This is the difference between an AI that's smart and an AI that **gets smarter**.

## Full API

### `Memory(name, db_dir=None, namespace="default")`

Create a memory store. Each name gets its own SQLite database at `~/.recal/<name>.db`.

### `.store(content, *, tags=None, context="", importance=5)`

Store a general memory. Returns the memory ID.

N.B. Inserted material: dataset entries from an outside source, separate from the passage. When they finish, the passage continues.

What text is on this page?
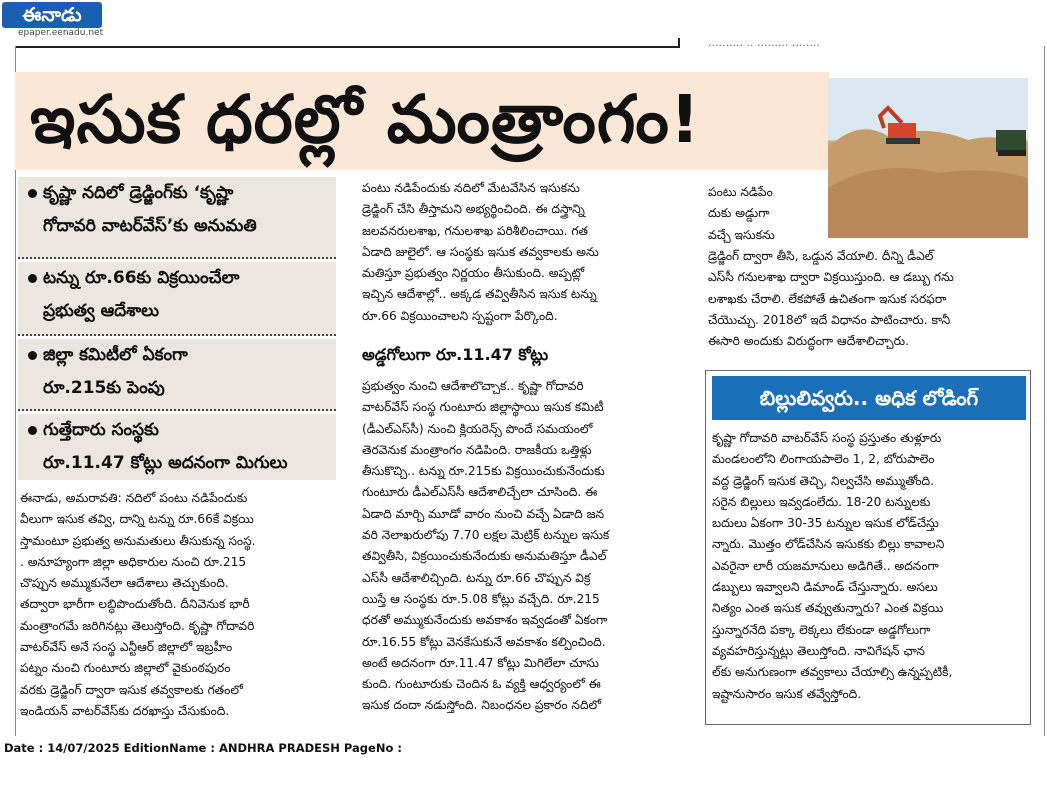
ఈనాడు
epaper.eenadu.net
.......... .. ......... ........
ఇసుక ధరల్లో మంత్రాంగం!
కృష్ణా నదిలో డ్రెడ్జింగ్‌కు ‘కృష్ణా
గోదావరి వాటర్‌వేస్‌’కు అనుమతి
టన్ను రూ.66కు విక్రయించేలా
ప్రభుత్వ ఆదేశాలు
జిల్లా కమిటీలో ఏకంగా
రూ.215కు పెంపు
గుత్తేదారు సంస్థకు
రూ.11.47 కోట్లు అదనంగా మిగులు
ఈనాడు, అమరావతి: నదిలో పంటు నడిపేందుకు
వీలుగా ఇసుక తవ్వి, దాన్ని టన్ను రూ.66కే విక్రయి
స్తామంటూ ప్రభుత్వ అనుమతులు తీసుకున్న సంస్థ.
. అనూహ్యంగా జిల్లా అధికారుల నుంచి రూ.215
చొప్పున అమ్ముకునేలా ఆదేశాలు తెచ్చుకుంది.
తద్వారా భారీగా లబ్ధిపొందుతోంది. దీనివెనుక భారీ
మంత్రాంగమే జరిగినట్లు తెలుస్తోంది. కృష్ణా గోదావరి
వాటర్‌వేస్‌ అనే సంస్థ ఎన్టీఆర్‌ జిల్లాలో ఇబ్రహీం
పట్నం నుంచి గుంటూరు జిల్లాలో వైకుంఠపురం
వరకు డ్రెడ్జింగ్‌ ద్వారా ఇసుక తవ్వకాలకు గతంలో
ఇండియన్‌ వాటర్‌వేస్‌కు దరఖాస్తు చేసుకుంది.
పంటు నడిపేందుకు నదిలో మేటవేసిన ఇసుకను
డ్రెడ్జింగ్‌ చేసి తీస్తామని అభ్యర్థించింది. ఈ దస్త్రాన్ని
జలవనరులశాఖ, గనులశాఖ పరిశీలించాయి. గత
ఏడాది జులైలో. ఆ సంస్థకు ఇసుక తవ్వకాలకు అను
మతిస్తూ ప్రభుత్వం నిర్ణయం తీసుకుంది. అప్పట్లో
ఇచ్చిన ఆదేశాల్లో.. అక్కడ తవ్వితీసిన ఇసుక టన్ను
రూ.66 విక్రయించాలని స్పష్టంగా పేర్కొంది.
అడ్డగోలుగా రూ.11.47 కోట్లు
ప్రభుత్వం నుంచి ఆదేశాలొచ్చాక.. కృష్ణా గోదావరి
వాటర్‌వేస్‌ సంస్థ గుంటూరు జిల్లాస్థాయి ఇసుక కమిటీ
(డీఎల్‌ఎస్‌సీ) నుంచి క్లియరెన్స్‌ పొందే సమయంలో
తెరవెనుక మంత్రాంగం నడిపింది. రాజకీయ ఒత్తిళ్లు
తీసుకొచ్చి.. టన్ను రూ.215కు విక్రయించుకునేందుకు
గుంటూరు డీఎల్‌ఎస్‌సీ ఆదేశాలిచ్చేలా చూసింది. ఈ
ఏడాది మార్చి మూడో వారం నుంచి వచ్చే ఏడాది జన
వరి నెలాఖరులోపు 7.70 లక్షల మెట్రిక్‌ టన్నుల ఇసుక
తవ్వితీసి, విక్రయించుకునేందుకు అనుమతిస్తూ డీఎల్‌
ఎస్‌సీ ఆదేశాలిచ్చింది. టన్ను రూ.66 చొప్పున విక్ర
యిస్తే ఆ సంస్థకు రూ.5.08 కోట్లు వచ్చేది. రూ.215
ధరతో అమ్ముకునేందుకు అవకాశం ఇవ్వడంతో ఏకంగా
రూ.16.55 కోట్లు వెనకేసుకునే అవకాశం కల్పించింది.
అంటే అదనంగా రూ.11.47 కోట్లు మిగిలేలా చూసు
కుంది. గుంటూరుకు చెందిన ఓ వ్యక్తి ఆధ్వర్యంలో ఈ
ఇసుక దందా నడుస్తోంది. నిబంధనల ప్రకారం నదిలో
పంటు నడిపేం
దుకు అడ్డుగా
వచ్చే ఇసుకను
డ్రెడ్జింగ్‌ ద్వారా తీసి, ఒడ్డున వేయాలి. దీన్ని డీఎల్‌
ఎస్‌సీ గనులశాఖ ద్వారా విక్రయిస్తుంది. ఆ డబ్బు గను
లశాఖకు చేరాలి. లేకపోతే ఉచితంగా ఇసుక సరఫరా
చేయొచ్చు. 2018లో ఇదే విధానం పాటించారు. కానీ
ఈసారి అందుకు విరుద్ధంగా ఆదేశాలిచ్చారు.
బిల్లులివ్వరు.. అధిక లోడింగ్‌
కృష్ణా గోదావరి వాటర్‌వేస్‌ సంస్థ ప్రస్తుతం తుళ్లూరు
మండలంలోని లింగాయపాలెం 1, 2, బోరుపాలెం
వద్ద డ్రెడ్జింగ్‌ ఇసుక తెచ్చి, నిల్వచేసి అమ్ముతోంది.
సరైన బిల్లులు ఇవ్వడంలేదు. 18-20 టన్నులకు
బదులు ఏకంగా 30-35 టన్నుల ఇసుక లోడ్‌చేస్తు
న్నారు. మొత్తం లోడ్‌చేసిన ఇసుకకు బిల్లు కావాలని
ఎవరైనా లారీ యజమానులు అడిగితే.. అదనంగా
డబ్బులు ఇవ్వాలని డిమాండ్‌ చేస్తున్నారు. అసలు
నిత్యం ఎంత ఇసుక తవ్వుతున్నారు? ఎంత విక్రయి
స్తున్నారనేది పక్కా లెక్కలు లేకుండా అడ్డగోలుగా
వ్యవహరిస్తున్నట్లు తెలుస్తోంది. నావిగేషన్‌ ఛాన
ల్‌కు అనుగుణంగా తవ్వకాలు చేయాల్సి ఉన్నప్పటికీ,
ఇష్టానుసారం ఇసుక తవ్వేస్తోంది.
Date : 14/07/2025 EditionName : ANDHRA PRADESH PageNo :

### `.correct(content, *, context="", tags=None)`

Store a correction. Always importance 10. Always surfaces first.

### `.recall(query, *, limit=10, min_importance=1)`

Search memories by relevance (FTS5/BM25). Corrections always float to top.

### `.check(planned_action)`

Pre-flight check. Returns only matching corrections for the planned action. Call this before doing something to catch mistakes early.

### `.helped(memory_id, did_help)`

Feedback loop. Mark whether a surfaced memory was actually useful. Helpful memories get stronger. Unhelpful ones can be decayed.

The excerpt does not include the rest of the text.